After your first video consultation together, you and your patient may decide to do the next consultation face-to-face or via video. Revisit the advice given in the first section of this guidance – you now have a lot more information to help you decide if video is the right choice for this patient.

Take note of the patient’s views. Just because you felt the consultation went fine by video doesn’t mean the patient found it fine. Make sure you convey to them that (subject to clinical appropriateness) it is their choice whether to continue this way.

If the consultation could have gone better with a third party present, suggest this to the patient – they may be able to arrange for a relative to be with them next time.

Keep the dialogue open. In some cases, it works for some appointments (e.g. annual reviews) to be done face-to-face, some interim ones by video, and additional face-to-face appointments on an as-needed basis.

What key points can I learn from in relation to my own video consulting skills?

As with any technology, you will get better and more confident over time.

Talk with other clinicians about the clinical and technical challenges you’ve encountered in video consultations. You will learn lots by sharing these stories.

You might want to reflect on, and write up, your experience for your annual appraisal.
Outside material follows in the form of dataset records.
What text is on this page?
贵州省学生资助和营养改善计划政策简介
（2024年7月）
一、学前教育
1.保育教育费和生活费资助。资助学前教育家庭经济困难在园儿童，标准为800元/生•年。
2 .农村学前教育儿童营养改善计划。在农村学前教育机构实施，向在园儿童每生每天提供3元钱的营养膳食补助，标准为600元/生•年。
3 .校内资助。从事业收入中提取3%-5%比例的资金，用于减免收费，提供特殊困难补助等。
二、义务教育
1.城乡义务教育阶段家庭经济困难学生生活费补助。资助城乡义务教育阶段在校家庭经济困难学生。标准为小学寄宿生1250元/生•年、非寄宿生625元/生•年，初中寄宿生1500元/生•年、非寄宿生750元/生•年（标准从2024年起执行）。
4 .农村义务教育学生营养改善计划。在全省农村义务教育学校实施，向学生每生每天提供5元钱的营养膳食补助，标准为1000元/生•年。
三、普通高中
How can I continuously improve the video consultation service in my department and organisation?

Your team may wish to formalise the sharing of stories about video consultations that went well (and badly).

Capture evaluation data. Make sure that patients automatically receive a feedback questionnaire after their consultation in which they can share their experiences

Any video consultation that led to harm or a ‘near-miss’ needs to be treated as a significant event; follow the procedure that is in place for such events. Where appropriate, notify the technical provider of the (anonymised) issue.